Robert Redford’s direction is that good.
We begin on a field of battle during the Civil War. A Yankee captain, Frederick
Aiken (James McAvoy), is lying on the ground, aching from a gut shot, but he doesn’t
seem as worried about that as he is about making sure his badly wounded buddy
beside him doesn’t fade into oblivion. When the stretcher bearers finally arrive, he
insists they take his friend first, even though they try to tell him that it’s too late for
that.
Fast-forward a couple of years, to the end of the war. Captain Aiken has fully
recovered from his battle wound and is now attached to the adjutant general’s office.
He’s learning the practice of law while still in uniform, and so looks forward to going
home and establishing his law practice as a civilian when the war finally ends. But
just after the armistice is declared, President Lincoln is shot. His murderer, John
Wilkes Booth (Toby Kebbell), manages to escape, for a time, until he is hunted down
and killed. Several of his co-conspirators, however, are immediately captured, and
since it turned out they held their meetings in a local boarding house, the proprietress
of the boarding house, Mary Surratt (Robin Wright), is also arrested and charged with
the same crime of treason. It is Captain Aiken’s unwelcome job to defend her.
First he tries to refuse the assignment, but his superior officer won’t let him. (The
officer doesn’t want the case either, and is happy to delegate it to a subordinate.) At
first, Captain Aiken is downright hostile to his imprisoned client, then merely rude,
and only after halfheartedly attempting an objective investigation does he become
convinced that she, in fact, is innocent. But the highly-charged political climate makes
it nearly impossible to convince anyone else of that. The outraged populace wants
revenge. And their pound of flesh they shall have.
Robin Wright plays a complex conspirator. While in solitary confinement, she
alternately prays, fasts and refuses to speak to the guards. She will claim she doesn’t
know anything, and Mr.
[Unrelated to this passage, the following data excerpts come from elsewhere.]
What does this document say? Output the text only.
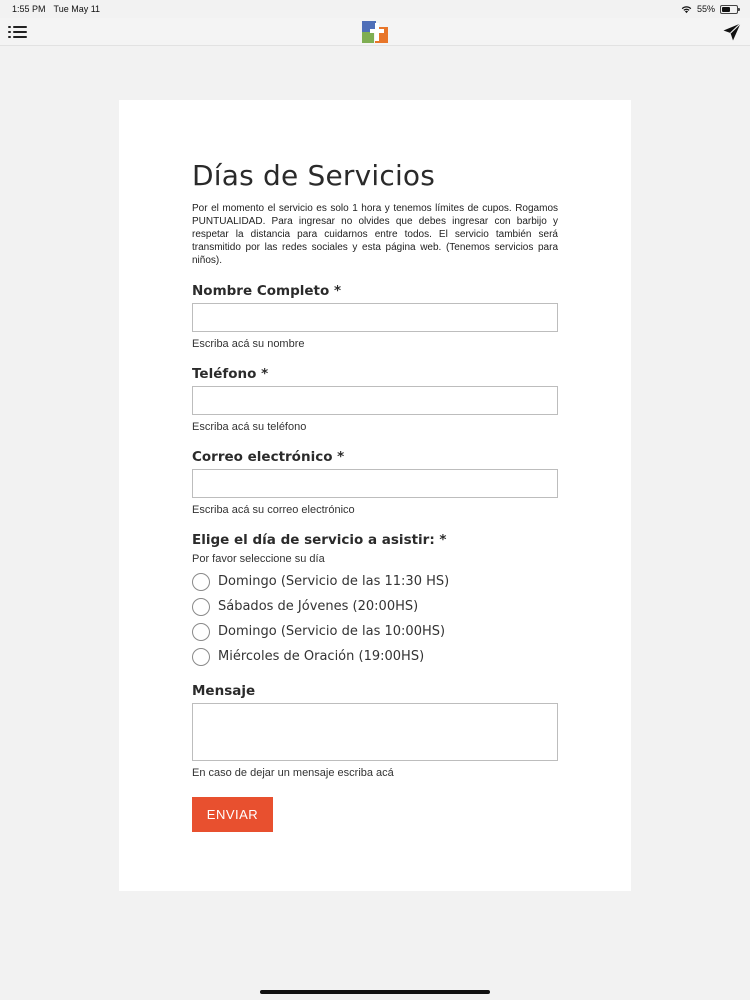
1:55 PM Tue May 11	55%
Días de Servicios

Por el momento el servicio es solo 1 hora y tenemos límites de cupos. Rogamos PUNTUALIDAD. Para ingresar no olvides que debes ingresar con barbijo y respetar la distancia para cuidarnos entre todos. El servicio también será transmitido por las redes sociales y esta página web. (Tenemos servicios para niños).

Nombre Completo *
Escriba acá su nombre
Teléfono *
Escriba acá su teléfono
Correo electrónico *
Escriba acá su correo electrónico
Elige el día de servicio a asistir: *
Por favor seleccione su día
Domingo (Servicio de las 11:30 HS)
Sábados de Jóvenes (20:00HS)
Domingo (Servicio de las 10:00HS)
Miércoles de Oración (19:00HS)
Mensaje
En caso de dejar un mensaje escriba acá
ENVIAR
Booth was merely another paying customer, but then it
comes to light that her son was one of his confidants, and she clams up again. Mr.
Aiken strongly suspects that she knows more than she’s telling, though he still doesn’t
believe her to be guilty of conspiring in the assassination plot. All his friends think
he’s nuts to try so hard and care so much, but he can’t help himself. Just as when he
lay wounded on that battlefield, he feels he’s doing the right thing by trying to help
someone else.
It’s easy to find out what happened before watching the film, but if you’re unfamiliar
with the actual military tribunal and its outcome, I recommend that you let the movie
unfold the events for you. It tells the story in a compelling way, even though there’s a
lot of messing around with light and shadow angles. It’s still riveting. And the formal
costumes and stilted language and stuffy decorum are such that you’ll feel that you
were there in the courtroom yourself.
“The Conspirator” is not a lighthearted comedy, and it doesn’t bother with romance.
It’s not exactly the History Channel, but it is based on historical facts. You’ll just
have to make up your own mind about the justice of the verdict.
Ronald P. Salfen is co-pastor of United Presbyterian Church, Greenville, Texas.